Движимый чувством неясного товарищества, Мордайн наклонился вперед.
– Как ты встретился с ним?
Ксенос склонил голову, задумчиво изучая собеседника.
– Дознаватель, я не могу отрицать, что был встревожен случившимся на Артас Молохе, – тау сделал паузу, словно ожидая какой-то фанатичной вспышки, но Ганиил молчал. Удовлетворенный этим, узник продолжил: – Хотя, заглянув в бездну, я остался чуждым ей и не поддался соблазнам, само знание о её существовании накрыло меня голодной тенью. Когда ты узнаешь, что старая истина была ложью, на её месте остается глубокий шрам, – он развел руки ладонями вверх, – а путь к новой истине испещрен ещё более глубокими неправдами. Я искал тишины и одиночества, чтобы вновь обрести ясность цели.
«Иногда мне кажется, о’Шова, что твоими устами говорит Калавера», – осознал Мордайн.
– И ты нашел товарища по странствиям, – напомнил он.
– Ихо’нен явился ко мне в глуши, – ответил чужак, – и показал, что вся Галактика – такая же глушь.
«Все мы – марионетки этого древнего чудовища, – в отчаянии подумал Ганиил, – но кто дергает за ниточки его самого?»
– Скажи мне, о’Шова, какую истину он обещал раскрыть тебе?
– Ту, что объединит сердца, умы и миры, – заявил пленник с величественной страстью. – Я не стану прятаться, пока Галактика пылает, Ганиил Мордайн.
– И ты объединил улей Высходд, – глумливо произнес дознаватель, забыв о мимолетном чувстве товарищества. – О, как ты благороден, великий Зоркий Взгляд!
– Это тирания твоего Империума создала столь благодатную почву для планов аунов и засеяла планету семенами революции.

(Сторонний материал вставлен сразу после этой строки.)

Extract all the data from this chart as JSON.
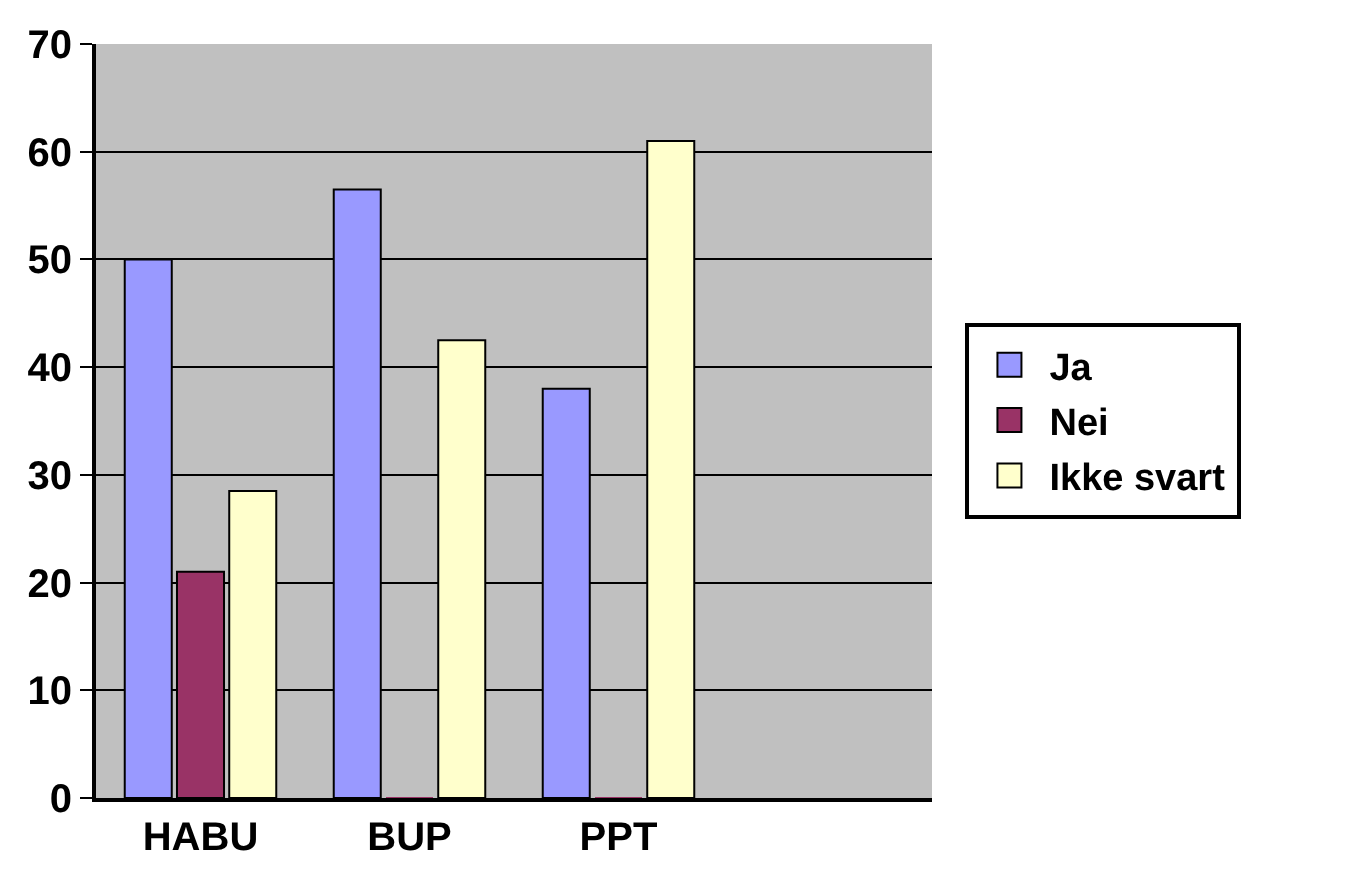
{
  "chart_data": {
    "type": "bar",
    "categories": [
      "HABU",
      "BUP",
      "PPT",
      null
    ],
    "series": [
      {
        "name": "Ja",
        "color": "#9999ff",
        "values": [
          50,
          56.5,
          38,
          null
        ]
      },
      {
        "name": "Nei",
        "color": "#993366",
        "values": [
          21,
          0,
          0,
          null
        ]
      },
      {
        "name": "Ikke svart",
        "color": "#ffffcc",
        "values": [
          28.5,
          42.5,
          61,
          null
        ]
      }
    ],
    "ylim": [
      0,
      70
    ],
    "yticks": [
      0,
      10,
      20,
      30,
      40,
      50,
      60,
      70
    ],
    "grid": "y",
    "legend": "right"
  }
}
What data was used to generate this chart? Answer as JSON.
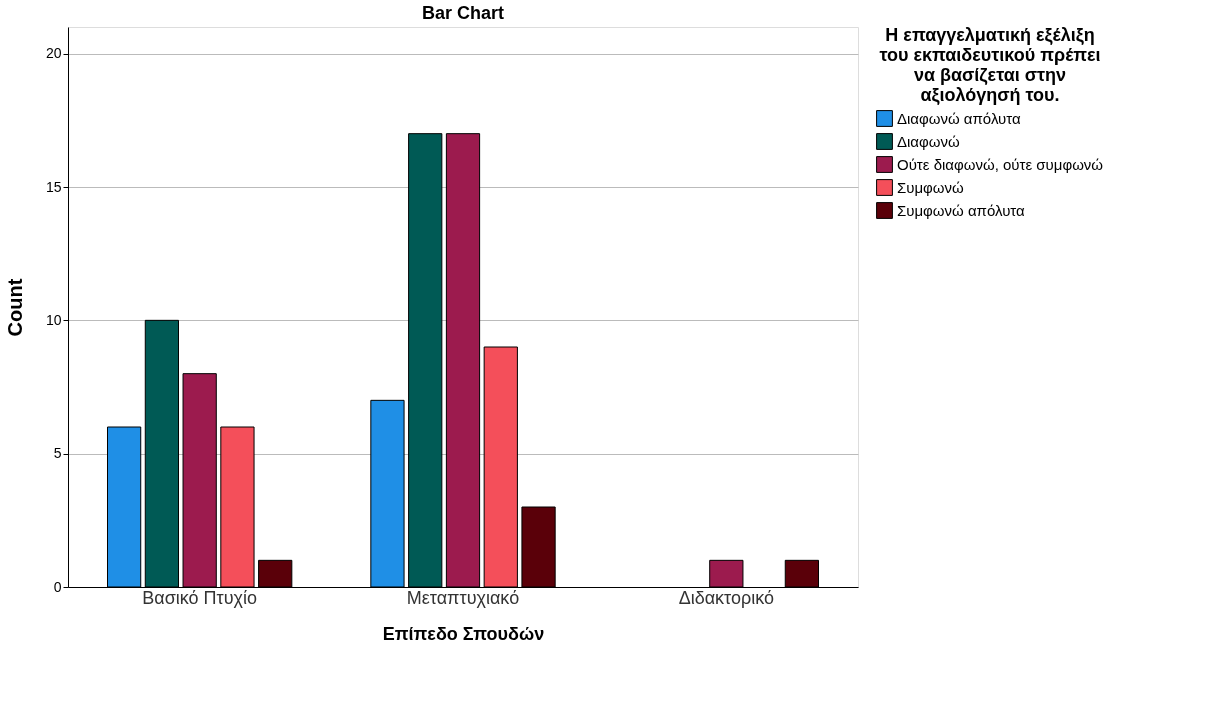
{
  "chart_data": {
    "type": "bar",
    "title": "Bar Chart",
    "xlabel": "Επίπεδο Σπουδών",
    "ylabel": "Count",
    "legend_title": "Η επαγγελματική εξέλιξη του εκπαιδευτικού πρέπει να βασίζεται στην αξιολόγησή του.",
    "categories": [
      "Βασικό Πτυχίο",
      "Μεταπτυχιακό",
      "Διδακτορικό"
    ],
    "series": [
      {
        "name": "Διαφωνώ απόλυτα",
        "color": "#1f8fe6",
        "values": [
          6,
          7,
          null
        ]
      },
      {
        "name": "Διαφωνώ",
        "color": "#005a55",
        "values": [
          10,
          17,
          null
        ]
      },
      {
        "name": "Ούτε διαφωνώ, ούτε συμφωνώ",
        "color": "#9c1b4e",
        "values": [
          8,
          17,
          1
        ]
      },
      {
        "name": "Συμφωνώ",
        "color": "#f44f5a",
        "values": [
          6,
          9,
          null
        ]
      },
      {
        "name": "Συμφωνώ απόλυτα",
        "color": "#5a0009",
        "values": [
          1,
          3,
          1
        ]
      }
    ],
    "ylim": [
      0,
      21
    ],
    "yticks": [
      0,
      5,
      10,
      15,
      20
    ],
    "grid": "y",
    "legend": "top right"
  }
}
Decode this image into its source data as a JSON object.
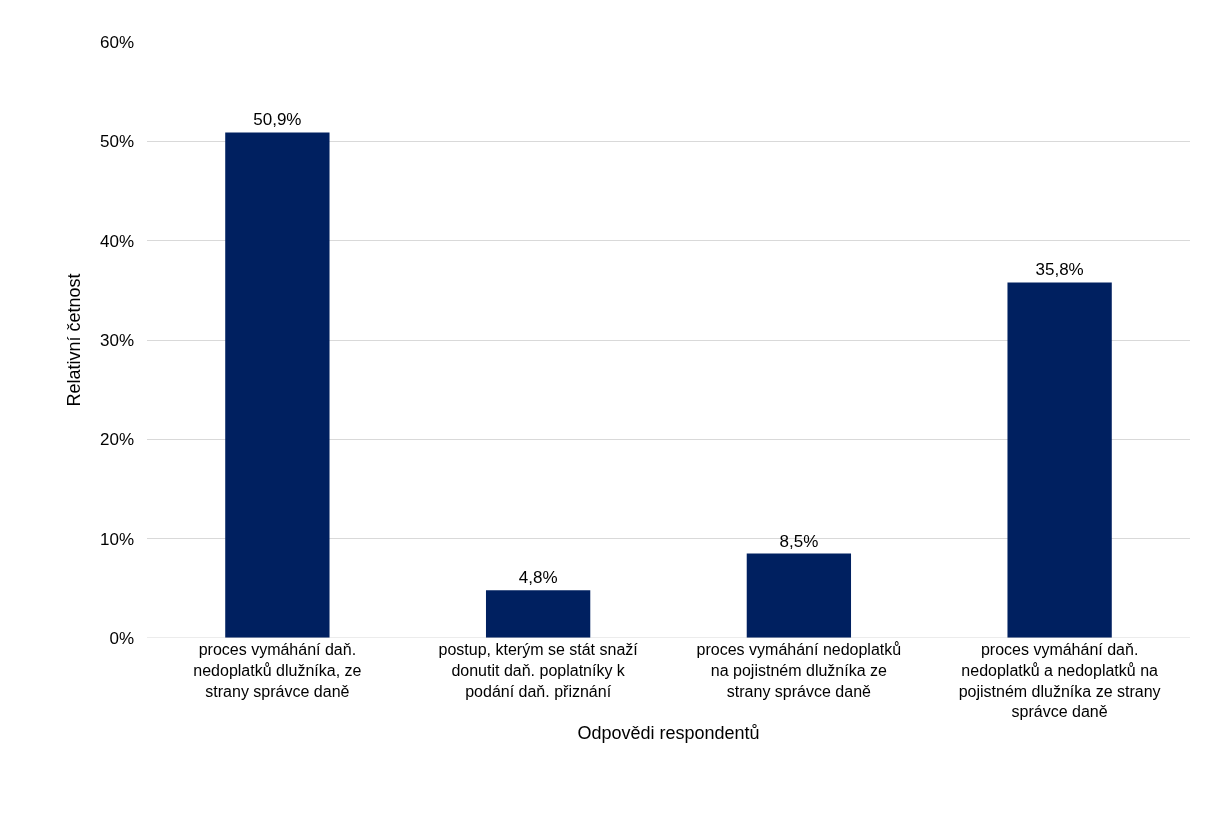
{
  "chart_data": {
    "type": "bar",
    "xlabel": "Odpovědi respondentů",
    "ylabel": "Relativní četnost",
    "categories": [
      "proces vymáhání daň. nedoplatků dlužníka, ze strany správce daně",
      "postup, kterým se stát snaží donutit daň. poplatníky k podání daň. přiznání",
      "proces vymáhání nedoplatků na pojistném dlužníka ze strany správce daně",
      "proces vymáhání daň. nedoplatků a nedoplatků na pojistném dlužníka ze strany správce daně"
    ],
    "values": [
      50.9,
      4.8,
      8.5,
      35.8
    ],
    "value_labels": [
      "50,9%",
      "4,8%",
      "8,5%",
      "35,8%"
    ],
    "color": "#002060",
    "ylim": [
      0,
      60
    ],
    "yticks": [
      {
        "value": 0,
        "label": "0%"
      },
      {
        "value": 10,
        "label": "10%"
      },
      {
        "value": 20,
        "label": "20%"
      },
      {
        "value": 30,
        "label": "30%"
      },
      {
        "value": 40,
        "label": "40%"
      },
      {
        "value": 50,
        "label": "50%"
      },
      {
        "value": 60,
        "label": "60%"
      }
    ],
    "grid": "y"
  }
}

Я просто ускорил их рост.
– Чтобы посмотреть, как умирает город?
– Чтобы познать его падение, – поправил ксенос, – и раскрыть махинации аунов. Несмотря на все их демонстративные шаги, они боятся открытой войны с твоим Империумом. Они считают, что ещё не готовы. Я знаю, что они никогда не будут готовы.
– А ты? – насмешливо спросил Мордайн.
– Не готов, поэтому и ступил на ваш’ятол.

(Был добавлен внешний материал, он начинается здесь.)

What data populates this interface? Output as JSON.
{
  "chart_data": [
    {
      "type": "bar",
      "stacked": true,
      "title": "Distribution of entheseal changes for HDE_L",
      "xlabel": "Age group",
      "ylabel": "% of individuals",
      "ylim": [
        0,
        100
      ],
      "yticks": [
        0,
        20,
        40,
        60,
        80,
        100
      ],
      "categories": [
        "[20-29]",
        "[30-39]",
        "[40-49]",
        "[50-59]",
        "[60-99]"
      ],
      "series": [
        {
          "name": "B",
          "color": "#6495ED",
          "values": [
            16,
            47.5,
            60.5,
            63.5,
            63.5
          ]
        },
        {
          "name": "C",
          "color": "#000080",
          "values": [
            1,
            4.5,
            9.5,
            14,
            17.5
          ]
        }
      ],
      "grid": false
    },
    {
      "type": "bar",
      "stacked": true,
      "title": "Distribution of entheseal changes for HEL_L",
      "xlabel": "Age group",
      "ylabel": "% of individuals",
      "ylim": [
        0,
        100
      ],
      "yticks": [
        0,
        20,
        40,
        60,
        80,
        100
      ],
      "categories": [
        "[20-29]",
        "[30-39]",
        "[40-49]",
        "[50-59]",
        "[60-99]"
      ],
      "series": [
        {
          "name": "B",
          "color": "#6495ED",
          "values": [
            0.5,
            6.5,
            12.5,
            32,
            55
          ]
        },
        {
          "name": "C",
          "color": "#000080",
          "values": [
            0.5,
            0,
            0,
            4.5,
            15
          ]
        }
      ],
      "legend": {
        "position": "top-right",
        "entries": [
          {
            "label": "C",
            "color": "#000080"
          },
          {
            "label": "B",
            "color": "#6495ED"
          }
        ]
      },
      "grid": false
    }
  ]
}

– Чтобы выяснить, как победить в твоей великой войне?
На лице о’Шовы появилась тень эмоции, неясной для человека.
– Монт’шасаар, – тихо произнес чужак, – означает «Ужас, Пылающий Тьмой».
– Не понимаю, к чему это.
– Ганиил Мордайн, я иду по ваш’ятолу не потому, что хочу узнать, как победить. Я иду по нему, чтобы узнать, что мне делать после победы.
– Твой узник ждет, – произнес нараспев Калавера.
И снова… И…
– Инквизитор, – прошептал кто-то во тьме.
Плавая на самом мелководье сна, дознаватель пытался разобраться в этой странности. Его бытие сузилось до двух голосов и одного шепота, но незваный гость оказался кем-то иным.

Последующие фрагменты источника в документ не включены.